The US officials insist they have been talking to oil traders only so that everyone is clear about the sanctions, especially with regard to price caps.

Russian oil can be moved under sanctions imposed by the G7 leading economies and Australia but only with proof it was bought for under $60 per barrel. In fact, the Urals blend has been naturally priced below that level although new demand increases may change that picture.

US President Joe Biden. Photo: Gage Skidmore/Creative Commons 2.0

It does seem the US is trying to balance up encouraging tough action against Moscow but also ensuring that energy prices do not go through the roof due to energy shipments seizing up.

We looked in this column last week at the dangers facing shipbrokers and others after a warning from Clarksons boss Andi Case that some in the industry were playing fast and loose with the rules.

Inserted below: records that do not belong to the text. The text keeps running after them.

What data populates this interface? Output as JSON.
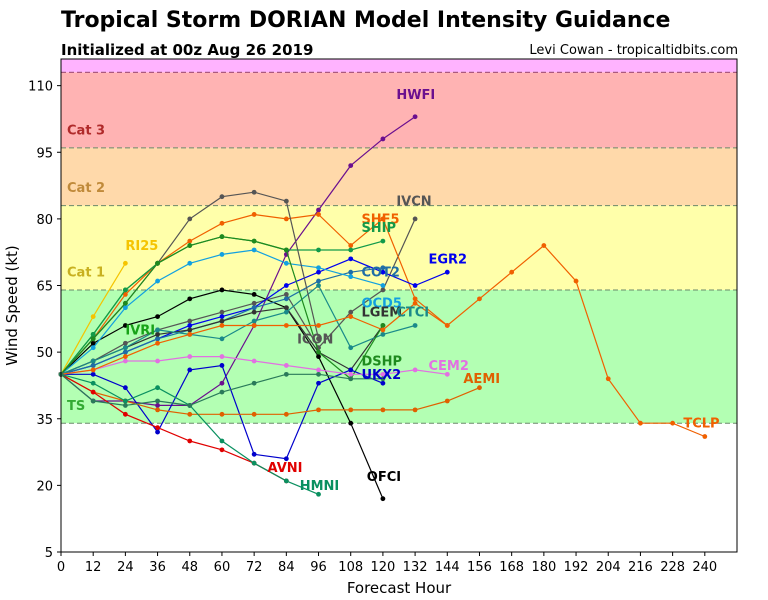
{
  "header": {
    "title": "Tropical Storm DORIAN Model Intensity Guidance",
    "subtitle": "Initialized at 00z Aug 26 2019",
    "credit": "Levi Cowan - tropicaltidbits.com"
  },
  "chart_data": {
    "type": "line",
    "title": "Tropical Storm DORIAN Model Intensity Guidance",
    "xlabel": "Forecast Hour",
    "ylabel": "Wind Speed (kt)",
    "xlim": [
      0,
      252
    ],
    "ylim": [
      5,
      116
    ],
    "xticks": [
      0,
      12,
      24,
      36,
      48,
      60,
      72,
      84,
      96,
      108,
      120,
      132,
      144,
      156,
      168,
      180,
      192,
      204,
      216,
      228,
      240
    ],
    "yticks": [
      5,
      20,
      35,
      50,
      65,
      80,
      95,
      110
    ],
    "grid": false,
    "categories": [
      {
        "name": "TS",
        "from": 34,
        "to": 64,
        "fill": "#b3ffb3",
        "label_color": "#33aa33",
        "label_y": 37
      },
      {
        "name": "Cat 1",
        "from": 64,
        "to": 83,
        "fill": "#ffffaa",
        "label_color": "#c8b020",
        "label_y": 67
      },
      {
        "name": "Cat 2",
        "from": 83,
        "to": 96,
        "fill": "#ffd9aa",
        "label_color": "#c08a3a",
        "label_y": 86
      },
      {
        "name": "Cat 3",
        "from": 96,
        "to": 113,
        "fill": "#ffb3b3",
        "label_color": "#b02a2a",
        "label_y": 99
      },
      {
        "name": "",
        "from": 113,
        "to": 116,
        "fill": "#ffb3ff",
        "label_color": "#b02a2a",
        "label_y": 0
      }
    ],
    "series": [
      {
        "name": "RI25",
        "color": "#f5c400",
        "x": [
          0,
          12,
          24
        ],
        "y": [
          45,
          58,
          70
        ],
        "label_x": 24,
        "label_y": 73
      },
      {
        "name": "IVRI",
        "color": "#17a317",
        "x": [
          0,
          12,
          24,
          36
        ],
        "y": [
          45,
          54,
          64,
          70
        ],
        "label_x": 24,
        "label_y": 54
      },
      {
        "name": "HWFI",
        "color": "#6b0f8f",
        "x": [
          0,
          12,
          24,
          36,
          48,
          60,
          72,
          84,
          96,
          108,
          120,
          132
        ],
        "y": [
          45,
          39,
          39,
          38,
          38,
          43,
          56,
          72,
          82,
          92,
          98,
          103
        ],
        "label_x": 125,
        "label_y": 107
      },
      {
        "name": "OFCI",
        "color": "#000000",
        "x": [
          0,
          12,
          24,
          36,
          48,
          60,
          72,
          84,
          96,
          108,
          120
        ],
        "y": [
          45,
          52,
          56,
          58,
          62,
          64,
          63,
          60,
          49,
          34,
          17
        ],
        "label_x": 114,
        "label_y": 21
      },
      {
        "name": "IVCN",
        "color": "#555555",
        "x": [
          0,
          12,
          24,
          36,
          48,
          60,
          72,
          84,
          96,
          108,
          120,
          132
        ],
        "y": [
          45,
          48,
          52,
          55,
          57,
          59,
          61,
          63,
          51,
          59,
          64,
          80
        ],
        "label_x": 125,
        "label_y": 83
      },
      {
        "name": "SHF5",
        "color": "#f06000",
        "x": [
          0,
          12,
          24,
          36,
          48,
          60,
          72,
          84,
          96,
          108,
          120,
          132,
          144
        ],
        "y": [
          45,
          53,
          63,
          70,
          75,
          79,
          81,
          80,
          81,
          74,
          80,
          62,
          56
        ],
        "label_x": 112,
        "label_y": 79
      },
      {
        "name": "SHIP",
        "color": "#129a4a",
        "x": [
          0,
          12,
          24,
          36,
          48,
          60,
          72,
          84,
          96,
          108,
          120
        ],
        "y": [
          45,
          54,
          64,
          70,
          74,
          76,
          75,
          73,
          73,
          73,
          75
        ],
        "label_x": 112,
        "label_y": 77
      },
      {
        "name": "EGR2",
        "color": "#0000ee",
        "x": [
          0,
          12,
          24,
          36,
          48,
          60,
          72,
          84,
          96,
          108,
          120,
          132,
          144
        ],
        "y": [
          45,
          47,
          50,
          53,
          56,
          58,
          60,
          65,
          68,
          71,
          68,
          65,
          68
        ],
        "label_x": 137,
        "label_y": 70
      },
      {
        "name": "COT2",
        "color": "#1f6ea6",
        "x": [
          0,
          12,
          24,
          36,
          48,
          60,
          72,
          84,
          96,
          108,
          120
        ],
        "y": [
          45,
          47,
          50,
          53,
          55,
          57,
          60,
          62,
          66,
          68,
          69
        ],
        "label_x": 112,
        "label_y": 67
      },
      {
        "name": "OCD5",
        "color": "#12a0e0",
        "x": [
          0,
          12,
          24,
          36,
          48,
          60,
          72,
          84,
          96,
          108,
          120
        ],
        "y": [
          45,
          51,
          60,
          66,
          70,
          72,
          73,
          70,
          69,
          67,
          65
        ],
        "label_x": 112,
        "label_y": 60
      },
      {
        "name": "LGEM",
        "color": "#333333",
        "x": [
          0,
          12,
          24,
          36,
          48,
          60,
          72,
          84,
          96,
          108,
          120
        ],
        "y": [
          45,
          48,
          51,
          54,
          55,
          57,
          59,
          60,
          50,
          46,
          56
        ],
        "label_x": 112,
        "label_y": 58
      },
      {
        "name": "CTCI",
        "color": "#1a8a8a",
        "x": [
          0,
          12,
          24,
          36,
          48,
          60,
          72,
          84,
          96,
          108,
          120,
          132
        ],
        "y": [
          45,
          48,
          51,
          55,
          54,
          53,
          57,
          59,
          65,
          51,
          54,
          56
        ],
        "label_x": 125,
        "label_y": 58
      },
      {
        "name": "ICON",
        "color": "#555555",
        "x": [
          0,
          12,
          24,
          36,
          48,
          60,
          72,
          84,
          96
        ],
        "y": [
          45,
          53,
          61,
          70,
          80,
          85,
          86,
          84,
          53
        ],
        "label_x": 88,
        "label_y": 52
      },
      {
        "name": "DSHP",
        "color": "#1e8a1e",
        "x": [
          0,
          12,
          24,
          36,
          48,
          60,
          72,
          84,
          96,
          108,
          120
        ],
        "y": [
          45,
          53,
          61,
          70,
          74,
          76,
          75,
          73,
          50,
          44,
          56
        ],
        "label_x": 112,
        "label_y": 47
      },
      {
        "name": "UKX2",
        "color": "#0000cc",
        "x": [
          0,
          12,
          24,
          36,
          48,
          60,
          72,
          84,
          96,
          108,
          120
        ],
        "y": [
          45,
          45,
          42,
          32,
          46,
          47,
          27,
          26,
          43,
          46,
          43
        ],
        "label_x": 112,
        "label_y": 44
      },
      {
        "name": "CEM2",
        "color": "#e270e2",
        "x": [
          0,
          12,
          24,
          36,
          48,
          60,
          72,
          84,
          96,
          108,
          120,
          132,
          144
        ],
        "y": [
          45,
          46,
          48,
          48,
          49,
          49,
          48,
          47,
          46,
          45,
          45,
          46,
          45
        ],
        "label_x": 137,
        "label_y": 46
      },
      {
        "name": "AEMI",
        "color": "#e06000",
        "x": [
          0,
          12,
          24,
          36,
          48,
          60,
          72,
          84,
          96,
          108,
          120,
          132,
          144,
          156
        ],
        "y": [
          45,
          41,
          39,
          37,
          36,
          36,
          36,
          36,
          37,
          37,
          37,
          37,
          39,
          42
        ],
        "label_x": 150,
        "label_y": 43
      },
      {
        "name": "TCLP",
        "color": "#f06000",
        "x": [
          0,
          12,
          24,
          36,
          48,
          60,
          72,
          84,
          96,
          108,
          120,
          132,
          144,
          156,
          168,
          180,
          192,
          204,
          216,
          228,
          240
        ],
        "y": [
          45,
          46,
          49,
          52,
          54,
          56,
          56,
          56,
          56,
          58,
          55,
          61,
          56,
          62,
          68,
          74,
          66,
          44,
          34,
          34,
          31
        ],
        "label_x": 232,
        "label_y": 33
      },
      {
        "name": "AVNI",
        "color": "#e00000",
        "x": [
          0,
          12,
          24,
          36,
          48,
          60,
          72,
          84
        ],
        "y": [
          45,
          41,
          36,
          33,
          30,
          28,
          25,
          21
        ],
        "label_x": 77,
        "label_y": 23
      },
      {
        "name": "HMNI",
        "color": "#0a9060",
        "x": [
          0,
          12,
          24,
          36,
          48,
          60,
          72,
          84,
          96
        ],
        "y": [
          45,
          43,
          39,
          42,
          38,
          30,
          25,
          21,
          18
        ],
        "label_x": 89,
        "label_y": 19
      },
      {
        "name": "",
        "color": "#2a7a5a",
        "x": [
          0,
          12,
          24,
          36,
          48,
          60,
          72,
          84,
          96,
          108,
          120
        ],
        "y": [
          45,
          39,
          38,
          39,
          38,
          41,
          43,
          45,
          45,
          44,
          44
        ],
        "label_x": 0,
        "label_y": 0
      }
    ]
  }
}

There are concerns that those feeding the “dark fleet” with fixtures and tonnage could endanger life at sea.

Demand for cut-price Russian Urals blend is particularly strong in China, India and Turkey, where refineries are working flat out

This is because some of these tankers move around with their navigation safety features switched off to avoid identification and detection.

The official message coming out of Washington to the oil traders, as reported in the Financial Times, is that they should stay involved in Russian shipments — but just ensure they adhere to the price cap.

But the way the communications went seemed to leave everyone with the view there would be light-touch enforcement of the regulations by the US.

“It’s up to individual companies to make their own decisions,” one of Joe Biden’s administrators said to the Financial Times. “Our goal is to communicate what is allowed under the price cap architecture.”

Washington is aware that the big oil traders have been increasingly steering clear of Russian business for fear of ending up in the US courts.

They are now clearly being given the green light to become more involved in a bid to ensure that global demand/supply is kept in balance and prices remain lower.

Vitol and Trafigura, like the major Western oil companies, have both been disposing of investments in Russia.

Vitol sold its 5% share — estimated to be worth $3.5bn — in the Vostok oil and gas project in the Arctic last December, while Trafigura offloaded a larger stake of 10% earlier this year.

Neither trader is in desperate need of the money from either trading Russian crude or making investments there.

Vitol earned a record $4.2bn in the first half of 2022 alone — more than it made in the whole of 2021.

In December last year, Trafigura released its annual profits of $7bn, so these traders hardly need to fill their boots at the behest of Washington.

Shipping must now make up its own mind over the potential rewards and very real risks.